Court Finds ICBC Settlement "Not a Family Asset" in Divorce Proceedings


While there is no ‘one size fits all‘ answer to the question of whether a personal injury settlement is a family asset in divorce proceedings, reasons for judgement were released this week by the BC Supreme Court, Vancouver Registry, highlighting circumstances where it is not.
In this week’s case (Shen v.
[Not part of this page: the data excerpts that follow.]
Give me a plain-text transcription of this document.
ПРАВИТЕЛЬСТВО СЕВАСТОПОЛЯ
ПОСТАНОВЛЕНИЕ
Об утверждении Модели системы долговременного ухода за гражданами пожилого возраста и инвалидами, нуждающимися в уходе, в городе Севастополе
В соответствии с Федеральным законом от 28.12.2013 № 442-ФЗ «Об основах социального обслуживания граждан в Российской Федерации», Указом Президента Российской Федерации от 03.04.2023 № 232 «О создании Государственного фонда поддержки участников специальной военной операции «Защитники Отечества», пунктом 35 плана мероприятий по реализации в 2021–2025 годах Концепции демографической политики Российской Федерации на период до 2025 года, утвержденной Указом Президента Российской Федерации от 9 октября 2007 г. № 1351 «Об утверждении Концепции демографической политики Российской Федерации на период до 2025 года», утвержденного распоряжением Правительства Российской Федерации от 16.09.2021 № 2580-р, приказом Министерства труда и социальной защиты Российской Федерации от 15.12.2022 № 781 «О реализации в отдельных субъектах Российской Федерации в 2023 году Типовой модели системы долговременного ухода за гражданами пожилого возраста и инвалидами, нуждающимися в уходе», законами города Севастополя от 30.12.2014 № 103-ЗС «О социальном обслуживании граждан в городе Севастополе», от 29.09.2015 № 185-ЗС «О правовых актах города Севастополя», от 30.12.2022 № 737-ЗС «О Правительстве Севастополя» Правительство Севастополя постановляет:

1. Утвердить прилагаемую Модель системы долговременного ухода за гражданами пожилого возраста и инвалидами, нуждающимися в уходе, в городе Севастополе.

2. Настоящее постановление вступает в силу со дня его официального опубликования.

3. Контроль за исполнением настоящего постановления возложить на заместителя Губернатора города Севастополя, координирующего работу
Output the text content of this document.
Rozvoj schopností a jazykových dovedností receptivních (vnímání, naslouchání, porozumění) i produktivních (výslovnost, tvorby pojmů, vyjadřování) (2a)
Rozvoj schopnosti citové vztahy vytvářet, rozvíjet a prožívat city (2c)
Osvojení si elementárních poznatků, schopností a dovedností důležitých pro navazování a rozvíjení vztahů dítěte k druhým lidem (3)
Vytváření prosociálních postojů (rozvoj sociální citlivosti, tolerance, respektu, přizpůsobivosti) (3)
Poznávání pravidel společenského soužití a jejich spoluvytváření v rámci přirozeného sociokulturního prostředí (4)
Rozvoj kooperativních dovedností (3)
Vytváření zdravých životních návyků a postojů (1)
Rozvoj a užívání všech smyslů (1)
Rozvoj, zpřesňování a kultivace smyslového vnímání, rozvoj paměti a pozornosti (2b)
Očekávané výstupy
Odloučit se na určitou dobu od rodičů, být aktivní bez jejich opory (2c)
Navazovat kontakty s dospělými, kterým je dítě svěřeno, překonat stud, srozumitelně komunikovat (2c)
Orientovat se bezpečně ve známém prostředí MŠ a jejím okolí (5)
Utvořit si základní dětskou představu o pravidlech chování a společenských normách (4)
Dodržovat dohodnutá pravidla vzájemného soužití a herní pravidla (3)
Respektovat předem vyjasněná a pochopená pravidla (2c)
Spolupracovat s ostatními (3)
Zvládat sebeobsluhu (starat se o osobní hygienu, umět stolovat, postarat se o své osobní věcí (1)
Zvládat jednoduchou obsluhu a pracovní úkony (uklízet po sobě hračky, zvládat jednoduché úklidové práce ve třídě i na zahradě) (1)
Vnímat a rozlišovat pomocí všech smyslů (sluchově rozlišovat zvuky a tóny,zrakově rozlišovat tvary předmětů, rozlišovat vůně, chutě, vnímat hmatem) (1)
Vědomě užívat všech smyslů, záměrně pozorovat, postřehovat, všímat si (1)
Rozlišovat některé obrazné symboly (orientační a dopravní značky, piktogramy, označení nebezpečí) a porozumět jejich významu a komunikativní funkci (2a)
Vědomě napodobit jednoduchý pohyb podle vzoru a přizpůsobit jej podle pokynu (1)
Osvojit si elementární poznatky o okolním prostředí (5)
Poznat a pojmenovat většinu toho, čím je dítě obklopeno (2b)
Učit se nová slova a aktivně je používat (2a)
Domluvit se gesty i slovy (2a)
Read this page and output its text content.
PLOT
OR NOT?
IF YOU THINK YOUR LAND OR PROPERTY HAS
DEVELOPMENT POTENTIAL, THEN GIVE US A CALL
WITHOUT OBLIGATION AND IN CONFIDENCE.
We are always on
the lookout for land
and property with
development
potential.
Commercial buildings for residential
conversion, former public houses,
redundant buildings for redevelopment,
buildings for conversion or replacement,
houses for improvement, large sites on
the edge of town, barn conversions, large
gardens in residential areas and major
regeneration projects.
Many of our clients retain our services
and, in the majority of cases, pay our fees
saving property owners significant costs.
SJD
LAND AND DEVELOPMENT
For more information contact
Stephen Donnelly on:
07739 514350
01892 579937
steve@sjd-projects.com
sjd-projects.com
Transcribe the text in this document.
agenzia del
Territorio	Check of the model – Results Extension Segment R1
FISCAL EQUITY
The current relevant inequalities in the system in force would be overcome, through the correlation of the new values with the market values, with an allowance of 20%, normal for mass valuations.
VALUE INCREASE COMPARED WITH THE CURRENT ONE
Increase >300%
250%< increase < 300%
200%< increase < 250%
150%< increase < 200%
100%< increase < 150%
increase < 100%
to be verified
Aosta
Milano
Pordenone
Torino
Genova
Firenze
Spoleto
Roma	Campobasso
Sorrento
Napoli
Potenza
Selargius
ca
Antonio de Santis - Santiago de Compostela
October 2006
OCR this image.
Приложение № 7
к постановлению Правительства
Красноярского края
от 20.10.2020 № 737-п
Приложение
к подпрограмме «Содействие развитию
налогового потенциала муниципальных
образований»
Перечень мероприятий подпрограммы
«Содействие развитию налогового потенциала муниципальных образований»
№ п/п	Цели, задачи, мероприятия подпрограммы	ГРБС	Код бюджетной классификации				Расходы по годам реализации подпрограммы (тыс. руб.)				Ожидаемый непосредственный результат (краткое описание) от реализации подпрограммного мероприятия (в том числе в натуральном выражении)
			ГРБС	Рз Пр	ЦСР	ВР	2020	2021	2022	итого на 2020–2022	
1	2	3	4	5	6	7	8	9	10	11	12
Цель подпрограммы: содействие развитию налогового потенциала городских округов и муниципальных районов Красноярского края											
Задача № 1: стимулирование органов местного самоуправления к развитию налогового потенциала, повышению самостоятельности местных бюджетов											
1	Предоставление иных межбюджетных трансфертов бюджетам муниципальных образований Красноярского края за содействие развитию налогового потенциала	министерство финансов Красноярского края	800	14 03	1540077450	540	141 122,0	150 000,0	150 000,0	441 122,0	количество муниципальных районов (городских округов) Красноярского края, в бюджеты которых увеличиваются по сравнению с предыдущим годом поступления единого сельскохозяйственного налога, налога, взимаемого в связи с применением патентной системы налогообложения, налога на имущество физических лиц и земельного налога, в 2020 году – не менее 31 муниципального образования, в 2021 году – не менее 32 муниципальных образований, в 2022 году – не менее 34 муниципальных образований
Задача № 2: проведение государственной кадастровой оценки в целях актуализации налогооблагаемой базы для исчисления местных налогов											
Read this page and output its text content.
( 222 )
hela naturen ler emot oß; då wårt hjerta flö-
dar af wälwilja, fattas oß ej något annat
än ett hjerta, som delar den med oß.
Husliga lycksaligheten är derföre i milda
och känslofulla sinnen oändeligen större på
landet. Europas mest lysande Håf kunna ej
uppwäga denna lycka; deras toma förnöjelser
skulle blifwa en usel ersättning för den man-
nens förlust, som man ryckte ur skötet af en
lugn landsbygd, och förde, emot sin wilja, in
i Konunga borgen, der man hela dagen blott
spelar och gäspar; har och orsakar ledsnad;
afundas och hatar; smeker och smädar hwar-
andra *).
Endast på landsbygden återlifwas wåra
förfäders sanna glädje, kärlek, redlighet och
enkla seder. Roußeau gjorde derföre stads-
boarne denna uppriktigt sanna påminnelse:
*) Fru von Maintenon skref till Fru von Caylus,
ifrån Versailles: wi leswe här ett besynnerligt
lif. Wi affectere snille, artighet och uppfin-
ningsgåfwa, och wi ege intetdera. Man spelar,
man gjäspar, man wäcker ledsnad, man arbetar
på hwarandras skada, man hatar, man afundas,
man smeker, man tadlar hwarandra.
Tong) the parties ‘lived in a marriage-like relationship‘ since 2004 and were married in 2008.  In 2004 the Respondent was injured in a collision and she subsequently settled her ICBC claim in 2006.  The funds were invested and still available at the time of the Divorce and the Claimant sought an order declaring this money as a family asset.  Madam Justice Stromberg-Stein refused and provided the following reasons:
[40]         Ms. Tong’s position is her ICBC settlement is not a family asset.  It was largely for general damages and of the $13,564 for past wage, about half this time was before their relationship started.  Ms. Tong invested the settlement proceeds and never used them for a family purpose.  She maintained she wanted to save the award for her recovery but she did not have to use it for that purpose as she had Mr. Shen’s benefits.  She sent the invested proceeds, now $60,000, to her parents in China in January 2012.
[41]         The ICBC settlement is not a family asset.  Ms. Tong does not have to account for what amounts to a negligible wage loss claim.